Watching the leaves turn has become my new contemplative practice. It reminds me that there is value of sometimes staying in place.
In her wonderful book, “Gold in Your Memories,” Benedictine Sister Macrina Wiederkehr urges us to find a “magic spot.” That is, a place of silence and solitude where we can listen to the stirrings of the heart and simply be.
Sister Macrina tells of growing up in a farmhouse with few opportunities for privacy. Her “private room” was a cornfield.
“I made a little broom with tall grasses and swept an area clean,” she writes. “An old shirt served as a rug. There in that magic spot, I would sit for hours and dream.”
As an opening meditation when I lead retreats, I often show a series of images accompanied by music, usually scenes in nature or photographs taken by my friend Brother Paul Quenon on the grounds of his monastery in Kentucky, the Abbey of Gethsemani.
Whenever people offer their feedback on the retreats, they usually mention those photographs as one of their favorite parts. It is as if I have given them, if only virtually, a few magic places to make their own.
Because of the current health crisis, many of us have lost our usual indoor and outdoor magic spots, or “happy places,” as a friend of mine calls them. Our screened-in front porch — a place I rarely used before the pandemic — has become one of my new magic spots.
It offers a fine perch in which to sit undetected and listen for the staccato whistle of a dickcissel, the cheer, cheer, cheer of a cardinal, and the distinctive caws of our ever-present crows.
Sometimes the birdsong combines with the castanet-like snapping of crickets and cicadas, the barking of a neighborhood dog, the moan of a distant train, or snippets of conversation.
Our neighborhood is blessed with a variety of trees, from Chinese elms to black locusts to redbuds, white oaks and maples. My favorite is a tall evergreen on the lawn of the house across the street. It rises about 100 feet, casting a soaring figure against a cloudless blue sky.
What’s fascinating is that about half of the tree trunk is branchless. Every year it seems to lose more branches, like the hairs of a man going bald.
It’s obvious the tree is slowly dying, yet it refuses to die. Perhaps that is why I admire it so much. If that tree can persevere, then so can I.
Brother Paul, my friend from the Abbey of Gethsemani with whom I co-wrote The Art of Pausing and an upcoming book called How To Be, reminds me that even monks need a magic place apart from the quiet monastery where they live and work.
Brother Paul told me about finding two such places recently amid the wooded knobs and rolling hills surrounding his abbey. One is a field of wild cilantro where he likes to sit alone on the ground on a rubber mat. The other is a grassy patch that he shares with some rabbit companions.
“Alone here a while, I silently learn that no one and nothing is alone. Here is a teeming courtyard of beings,” Brother Paul wrote me.

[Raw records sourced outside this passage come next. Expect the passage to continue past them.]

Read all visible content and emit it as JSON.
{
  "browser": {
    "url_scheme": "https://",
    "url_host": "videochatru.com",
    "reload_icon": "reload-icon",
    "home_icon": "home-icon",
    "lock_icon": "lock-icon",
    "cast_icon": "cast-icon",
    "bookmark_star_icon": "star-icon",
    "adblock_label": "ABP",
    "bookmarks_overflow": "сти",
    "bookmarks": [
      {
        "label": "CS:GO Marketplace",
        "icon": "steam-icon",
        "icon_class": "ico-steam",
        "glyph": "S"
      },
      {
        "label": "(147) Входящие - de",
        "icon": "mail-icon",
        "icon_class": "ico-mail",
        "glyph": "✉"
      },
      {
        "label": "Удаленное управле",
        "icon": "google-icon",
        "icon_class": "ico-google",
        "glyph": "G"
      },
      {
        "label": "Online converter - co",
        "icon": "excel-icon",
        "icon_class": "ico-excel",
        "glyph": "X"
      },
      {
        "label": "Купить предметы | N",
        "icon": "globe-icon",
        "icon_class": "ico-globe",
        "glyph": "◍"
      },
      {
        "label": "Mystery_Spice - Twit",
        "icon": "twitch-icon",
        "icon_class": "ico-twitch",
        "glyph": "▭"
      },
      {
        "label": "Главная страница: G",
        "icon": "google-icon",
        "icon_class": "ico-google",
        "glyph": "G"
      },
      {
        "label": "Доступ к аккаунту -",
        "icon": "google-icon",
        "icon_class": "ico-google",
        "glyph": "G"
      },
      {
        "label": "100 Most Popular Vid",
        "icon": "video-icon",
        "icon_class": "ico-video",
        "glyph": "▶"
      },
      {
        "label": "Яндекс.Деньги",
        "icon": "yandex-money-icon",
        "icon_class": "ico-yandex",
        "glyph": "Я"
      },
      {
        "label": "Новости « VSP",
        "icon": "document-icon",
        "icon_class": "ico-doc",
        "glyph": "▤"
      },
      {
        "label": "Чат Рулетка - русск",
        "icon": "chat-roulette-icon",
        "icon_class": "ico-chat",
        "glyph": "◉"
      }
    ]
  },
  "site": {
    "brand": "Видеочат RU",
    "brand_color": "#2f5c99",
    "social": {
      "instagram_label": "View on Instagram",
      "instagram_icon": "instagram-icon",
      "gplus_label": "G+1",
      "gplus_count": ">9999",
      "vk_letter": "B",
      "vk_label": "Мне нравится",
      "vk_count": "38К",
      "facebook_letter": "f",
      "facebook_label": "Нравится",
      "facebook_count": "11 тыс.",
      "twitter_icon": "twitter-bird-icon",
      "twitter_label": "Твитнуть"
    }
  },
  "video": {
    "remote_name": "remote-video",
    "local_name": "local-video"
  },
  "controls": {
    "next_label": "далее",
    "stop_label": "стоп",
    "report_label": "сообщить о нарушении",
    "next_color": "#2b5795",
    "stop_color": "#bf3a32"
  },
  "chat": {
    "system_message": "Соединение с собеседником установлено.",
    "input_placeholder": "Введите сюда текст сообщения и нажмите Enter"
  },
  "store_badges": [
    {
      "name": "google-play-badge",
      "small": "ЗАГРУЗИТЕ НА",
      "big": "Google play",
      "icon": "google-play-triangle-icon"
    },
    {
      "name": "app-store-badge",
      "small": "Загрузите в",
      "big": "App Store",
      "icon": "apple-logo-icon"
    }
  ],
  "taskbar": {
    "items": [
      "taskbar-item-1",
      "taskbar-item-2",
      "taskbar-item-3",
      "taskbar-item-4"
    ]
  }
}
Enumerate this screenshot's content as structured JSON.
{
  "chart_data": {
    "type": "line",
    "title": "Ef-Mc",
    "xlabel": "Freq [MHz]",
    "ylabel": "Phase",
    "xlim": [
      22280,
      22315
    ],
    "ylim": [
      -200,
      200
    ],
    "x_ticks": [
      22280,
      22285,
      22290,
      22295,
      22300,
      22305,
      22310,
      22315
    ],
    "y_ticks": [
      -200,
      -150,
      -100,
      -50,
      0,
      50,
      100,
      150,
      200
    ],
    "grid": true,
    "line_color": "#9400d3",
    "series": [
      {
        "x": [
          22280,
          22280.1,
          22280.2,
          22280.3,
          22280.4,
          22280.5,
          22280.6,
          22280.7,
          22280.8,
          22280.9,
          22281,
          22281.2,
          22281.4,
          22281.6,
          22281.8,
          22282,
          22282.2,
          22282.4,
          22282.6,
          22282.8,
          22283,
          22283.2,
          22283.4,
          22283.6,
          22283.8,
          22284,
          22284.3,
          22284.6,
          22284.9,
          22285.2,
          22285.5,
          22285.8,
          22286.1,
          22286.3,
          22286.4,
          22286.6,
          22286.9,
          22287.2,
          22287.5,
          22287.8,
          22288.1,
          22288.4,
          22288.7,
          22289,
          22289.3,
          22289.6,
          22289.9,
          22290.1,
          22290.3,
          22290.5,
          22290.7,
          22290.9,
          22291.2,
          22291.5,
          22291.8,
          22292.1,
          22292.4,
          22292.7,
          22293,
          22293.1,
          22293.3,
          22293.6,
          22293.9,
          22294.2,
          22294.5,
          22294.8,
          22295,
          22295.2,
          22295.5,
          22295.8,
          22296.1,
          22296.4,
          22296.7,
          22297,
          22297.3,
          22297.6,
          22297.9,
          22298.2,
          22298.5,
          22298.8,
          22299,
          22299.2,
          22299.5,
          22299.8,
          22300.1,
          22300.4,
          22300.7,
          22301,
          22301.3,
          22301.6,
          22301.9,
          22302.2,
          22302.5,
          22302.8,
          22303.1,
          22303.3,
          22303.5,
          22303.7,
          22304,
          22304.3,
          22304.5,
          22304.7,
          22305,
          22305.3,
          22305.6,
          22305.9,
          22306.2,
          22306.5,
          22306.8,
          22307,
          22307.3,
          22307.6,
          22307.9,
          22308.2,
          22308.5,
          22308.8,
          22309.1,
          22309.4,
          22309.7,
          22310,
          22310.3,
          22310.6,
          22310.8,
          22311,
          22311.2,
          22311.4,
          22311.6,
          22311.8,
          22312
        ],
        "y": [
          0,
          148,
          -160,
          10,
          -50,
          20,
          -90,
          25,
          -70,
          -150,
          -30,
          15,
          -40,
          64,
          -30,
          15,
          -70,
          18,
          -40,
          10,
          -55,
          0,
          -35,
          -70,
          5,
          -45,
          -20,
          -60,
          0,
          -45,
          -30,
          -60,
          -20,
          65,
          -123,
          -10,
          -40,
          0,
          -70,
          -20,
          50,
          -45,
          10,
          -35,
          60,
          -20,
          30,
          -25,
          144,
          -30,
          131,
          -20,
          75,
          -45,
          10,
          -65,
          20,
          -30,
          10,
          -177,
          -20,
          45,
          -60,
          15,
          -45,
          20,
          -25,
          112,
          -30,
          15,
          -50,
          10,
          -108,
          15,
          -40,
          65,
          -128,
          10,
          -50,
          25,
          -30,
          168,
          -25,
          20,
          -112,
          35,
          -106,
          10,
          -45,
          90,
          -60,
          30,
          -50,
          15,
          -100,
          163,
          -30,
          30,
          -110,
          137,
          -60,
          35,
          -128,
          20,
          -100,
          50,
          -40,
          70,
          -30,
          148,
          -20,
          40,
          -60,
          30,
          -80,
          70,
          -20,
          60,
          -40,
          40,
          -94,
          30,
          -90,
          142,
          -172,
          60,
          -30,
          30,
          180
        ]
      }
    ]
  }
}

“Here I can only briefly stay, can only wait until sunlight streaks the ground and grows from gold to white. I do not know the language here; my ears are too dense to hear. It is only courtesy for me to leave at some point. And the day presses me on to return in time for our community prayers and the work of the day.”
In his book, “Domestic Monastery,” Father Ronald Rolheiser asks, “What is a monastery? A monastery is not so much a place set apart for monks and nuns as it is a place set apart, period. It is also a place to learn the value of powerlessness and a place to learn that time is not ours.”
What is your magic place, where you leave distractions behind and can rest in silence? If you don’t have one, can you create one this autumn, as Sister Macrina suggests, by “sweeping an area clean?”